Virginia’s Governor Signs Bill Banning No-Knock Warrants

October 29, 2020 Updated: October 29, 2020

Virginia Gov. Ralph Northam has signed legislation that includes a ban on no-knock warrants, making the commonwealth the third state-level jurisdiction to do so.

Florida, Oregon, and at least 13 local governments or police departments across the country have either banned the warrants or restricted their use. No-knock warrants allow law enforcement officials to enter a residence forcibly without having to announce their purpose or identifying themselves as police.

“These new laws represent a tremendous step forward in rebuilding trust between law enforcement and the communities they serve,” Northam, a Democrat, said in a statement. “I am grateful to the legislators and advocates who have worked so hard to make this change happen. Virginia is better, more just, and more equitable with these laws on our books.”

Alena Yarmosky, a Northam spokesperson, said the law will go into effect on March 1.

The House bill (HB 5099) “prohibits law enforcement officers from seeking or executing a no-knock search warrant.” The same measure also requires that all search warrants be issued for daylight hours unless otherwise approved by a judge for early morning or nighttime.

The legislation accompanied a cluster of reform measures under an omnibus Senate bill (SB 5030) that Northam signed on Oct 28, and was sponsored by Democratic Sen. Mamie Locke.

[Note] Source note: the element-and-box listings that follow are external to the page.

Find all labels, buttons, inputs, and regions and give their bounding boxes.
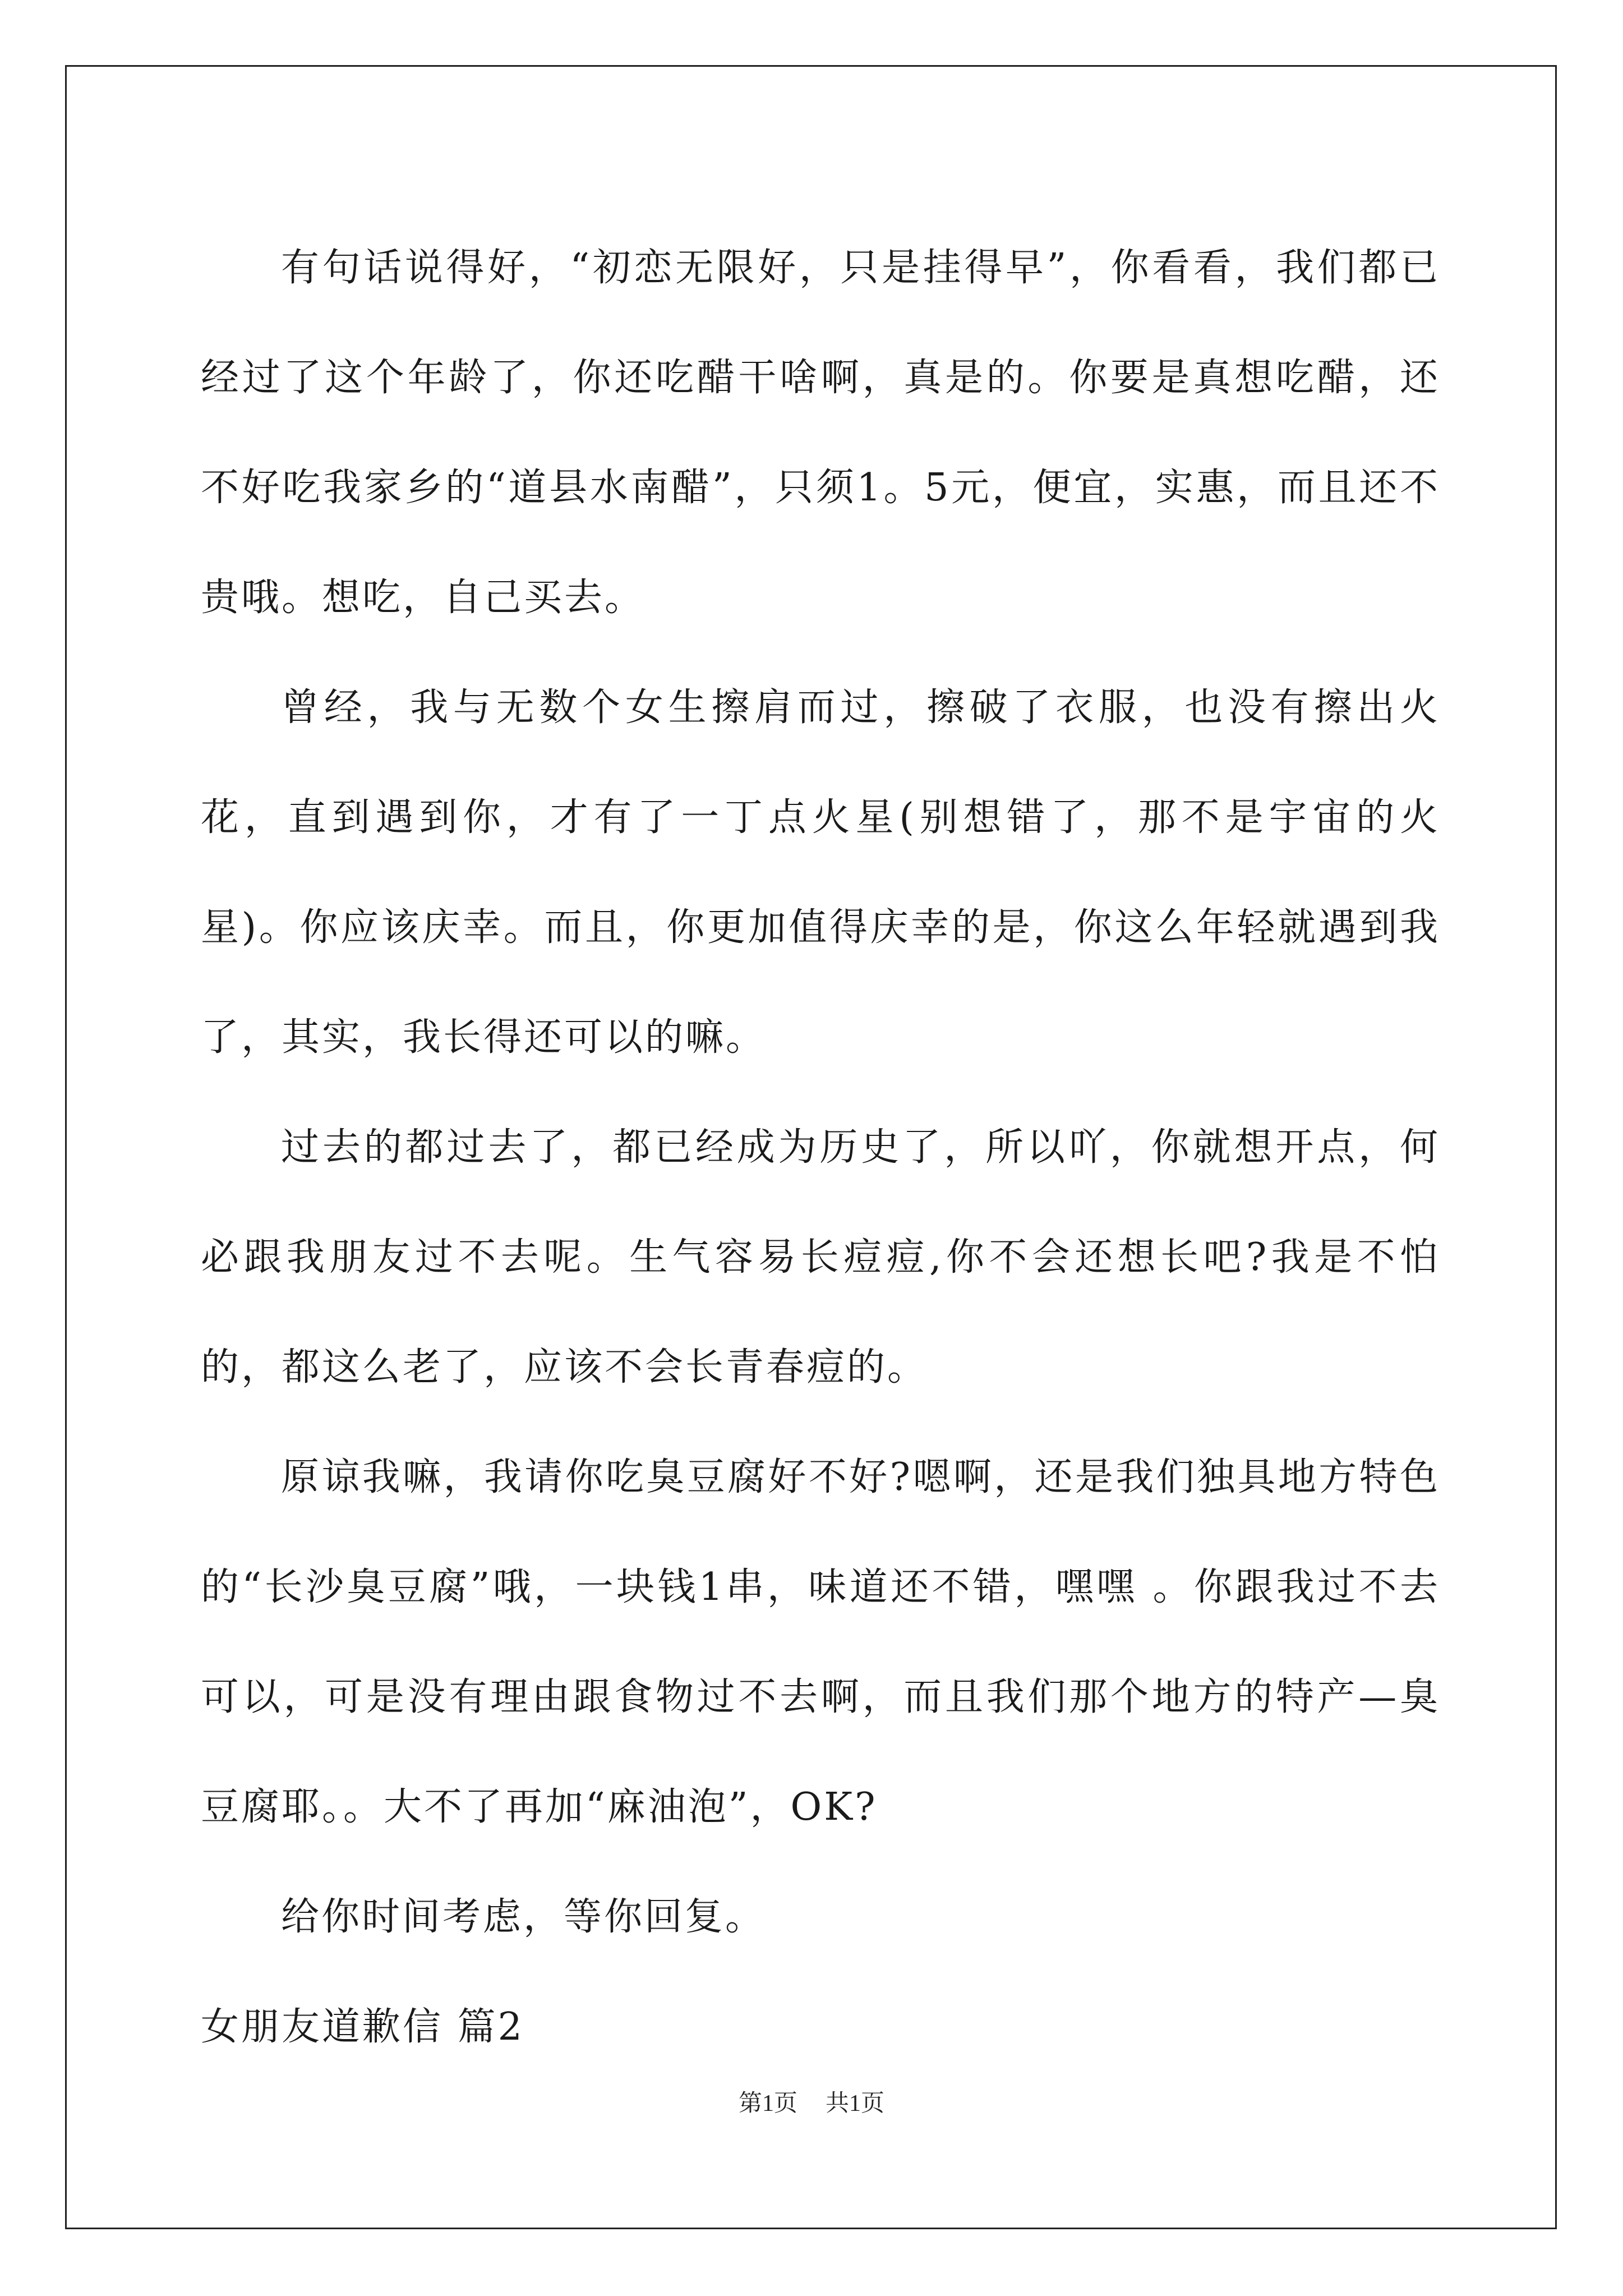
paragraph-1: 有句话说得好，“初恋无限好，只是挂得早”，你看看，我们都已经过了这个年龄了，你还吃醋干啥啊，真是的。你要是真想吃醋，还不好吃我家乡的“道县水南醋”，只须1。5元，便宜，实惠，而且还不贵哦。想吃，自己买去。 [201,246,1440,620]
page-number-current: 第1页 [738,2091,797,2116]
section-heading: 女朋友道歉信 篇2 [201,2005,524,2049]
paragraph-3: 过去的都过去了，都已经成为历史了，所以吖，你就想开点，何必跟我朋友过不去呢。生气容易长痘痘,你不会还想长吧?我是不怕的，都这么老了，应该不会长青春痘的。 [201,1125,1440,1389]
page-footer [0,2087,1623,2120]
document-body [201,213,1440,2082]
paragraph-2: 曾经，我与无数个女生擦肩而过，擦破了衣服，也没有擦出火花，直到遇到你，才有了一丁点火星(别想错了，那不是宇宙的火星)。你应该庆幸。而且，你更加值得庆幸的是，你这么年轻就遇到我了，其实，我长得还可以的嘛。 [201,685,1440,1060]
paragraph-4: 原谅我嘛，我请你吃臭豆腐好不好?嗯啊，还是我们独具地方特色的“长沙臭豆腐”哦，一块钱1串，味道还不错，嘿嘿 。你跟我过不去可以，可是没有理由跟食物过不去啊，而且我们那个地方的特产—臭豆腐耶。。大不了再加“麻油泡”，OK? [201,1455,1440,1829]
page-number-total: 共1页 [826,2091,885,2116]
paragraph-5: 给你时间考虑，等你回复。 [281,1895,766,1939]
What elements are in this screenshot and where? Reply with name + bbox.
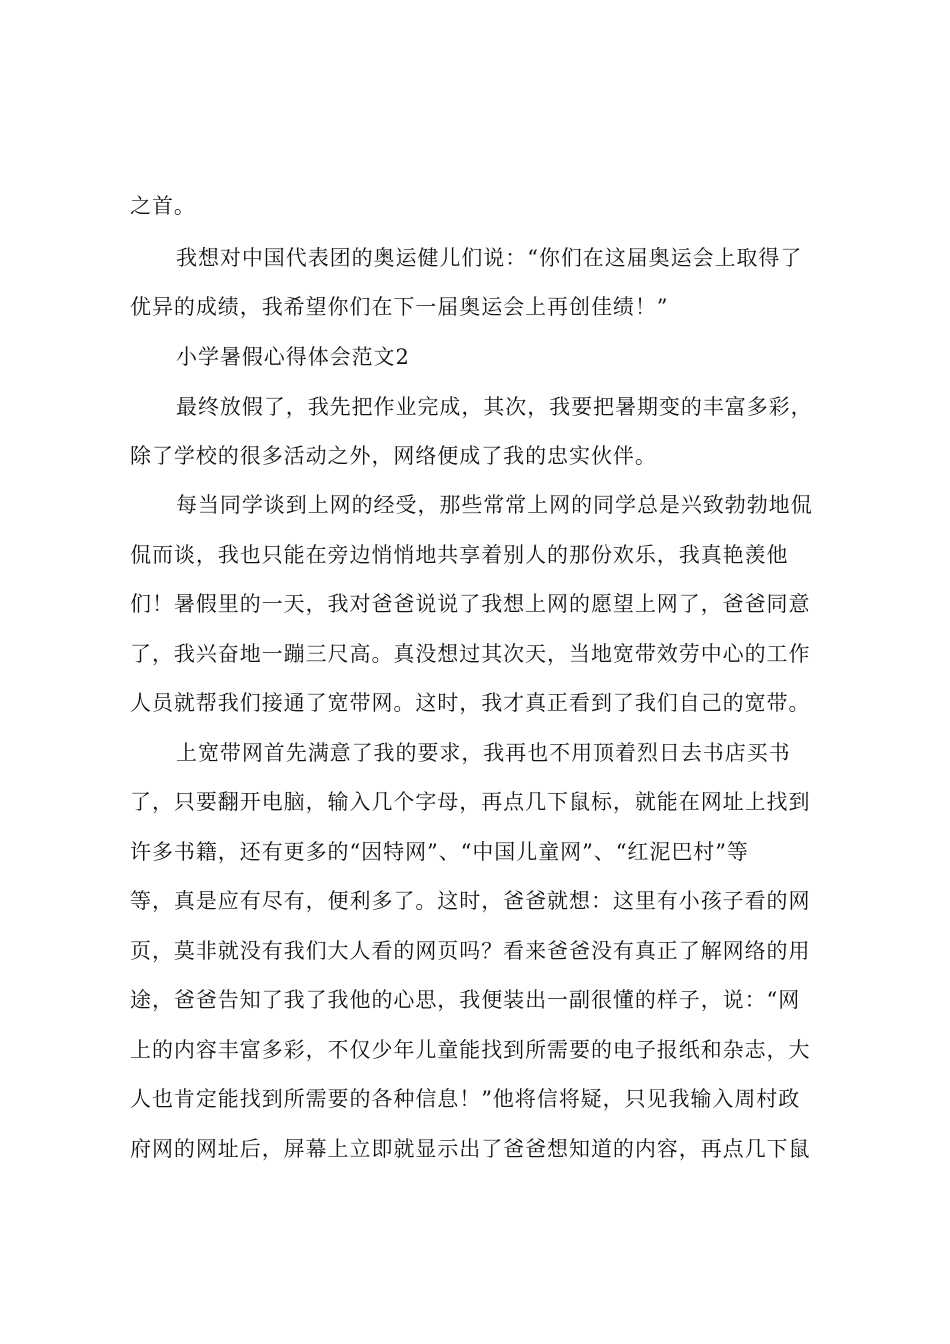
text-line: 人员就帮我们接通了宽带网。这时，我才真正看到了我们自己的宽带。	[130, 691, 811, 715]
text-line: 最终放假了，我先把作业完成，其次，我要把暑期变的丰富多彩，	[176, 395, 813, 419]
text-line: 等，真是应有尽有，便利多了。这时，爸爸就想：这里有小孩子看的网	[130, 889, 811, 913]
text-line: 了，只要翻开电脑，输入几个字母，再点几下鼠标，就能在网址上找到	[130, 790, 811, 814]
text-line: 除了学校的很多活动之外，网络便成了我的忠实伙伴。	[130, 444, 657, 468]
text-line: 优异的成绩，我希望你们在下一届奥运会上再创佳绩！”	[130, 295, 669, 319]
text-line: 们！暑假里的一天，我对爸爸说说了我想上网的愿望上网了，爸爸同意	[130, 592, 811, 616]
text-line: 人也肯定能找到所需要的各种信息！”他将信将疑，只见我输入周村政	[130, 1087, 801, 1111]
text-line: 途，爸爸告知了我了我他的心思，我便装出一副很懂的样子，说：“网	[130, 988, 801, 1012]
text-line: 许多书籍，还有更多的“因特网”、“中国儿童网”、“红泥巴村”等	[130, 840, 749, 864]
text-line: 上的内容丰富多彩，不仅少年儿童能找到所需要的电子报纸和杂志，大	[130, 1038, 811, 1062]
text-line: 之首。	[130, 194, 196, 218]
text-line: 府网的网址后，屏幕上立即就显示出了爸爸想知道的内容，再点几下鼠	[130, 1137, 811, 1161]
text-line: 上宽带网首先满意了我的要求，我再也不用顶着烈日去书店买书	[176, 741, 791, 765]
text-line: 页，莫非就没有我们大人看的网页吗？看来爸爸没有真正了解网络的用	[130, 939, 811, 963]
text-line: 我想对中国代表团的奥运健儿们说：“你们在这届奥运会上取得了	[176, 246, 803, 270]
text-line: 了，我兴奋地一蹦三尺高。真没想过其次天，当地宽带效劳中心的工作	[130, 642, 811, 666]
section-heading: 小学暑假心得体会范文2	[176, 345, 410, 369]
text-line: 每当同学谈到上网的经受，那些常常上网的同学总是兴致勃勃地侃	[176, 493, 813, 517]
text-line: 侃而谈，我也只能在旁边悄悄地共享着别人的那份欢乐，我真艳羡他	[130, 543, 789, 567]
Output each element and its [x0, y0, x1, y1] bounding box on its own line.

It was passed by Virginia’s Senate in September.

Locke said on Oct. 28, “These are transformative bills that will make Virginians’ lives better, and I’m so proud to see them signed into law.”

Other legislation incorporated under the Virginia SB 5030 included a bill that would limit when law enforcement officers can use neck restraints, and a bill that “strengthens the process by which law enforcement officers can be decertified.”

Locke added that the deaths of Breonna Taylor and other black Americans “woke Americans to a longstanding problem that has existed for generations—and we know Virginia is not immune.”

Media reports for months have stated that police officers executed a no-knock warrant on Taylor’s apartment in Louisville, Kentucky, on March 13. But an investigation found that police had knocked and announced themselves before breaching the door, Kentucky Attorney General Daniel Cameron, a Republican, said in September.

Kentucky Attorney General, Daniel Cameron
Kentucky Attorney General Daniel Cameron speaks to the media during a press conference in Frankfort, Kentucky, on Sept. 23, 2020. (Jon Cherry/Getty Images)

Louisville Metro Detective Brett Hankison, Sgt. Jon Mattingly, and Detective Myles Cosgrove served the warrant. Because no one responded when they knocked and announced themselves, they breached the door. Mattingly, the only officer who entered the apartment during the incident, found a male and a female standing next to each other at the end of the hall.

The male was standing in a shooting stance and holding a gun. Mattingly saw the gun go off and knew he was shot after feeling heat in his thigh, Cameron told a press conference on Sept. 23. Taylor’s boyfriend, Kenneth Walker, admitted to firing the shot that hit Mattingly.

The officers subsequently returned fire, shooting a total of 16 times. Six of the bullets struck Taylor, an emergency medical technician, Cameron said. FBI ballistics testing showed the fatal shot was fired by Cosgrove, although other ballistics testing was inconclusive.

The investigation found that both Mattingly and Cosgrove “were justified in their use of force,” the attorney general said. “This justification bars us from pursuing criminal charges in Ms. Breonna Taylor’s death.”

Only one of the police officers involved in serving the search warrant, Hankison, was indicted on Sept. 23. A grand jury returned three counts of wanton endangerment against Hankison.

The counts stemmed from the jury’s belief that the officer had put residents in a neighboring apartment in danger of serious physical injury or death. Hankison faces 15 years imprisonment if convicted. He has pleaded not guilty to the charges.

Hankison had been fired in June from the city’s department. Interim Police Chief Robert Schroeder said that Hankison had violated procedures by showing “extreme indifference to the value of human life” when he “wantonly and blindly” fired 10 shots into Taylor’s apartment. He also said that Hankison violated the rules against the use of deadly force.

Mattingly, Cosgrove, and Joshua Jaynes—a detective who obtained the warrant—are still with the force, but were reassigned following the shooting.

Taylor’s family has settled a civil lawsuit with the City of Louisville for $12 million.

Zachary Stieber and Isabel van Brugen contributed to this report.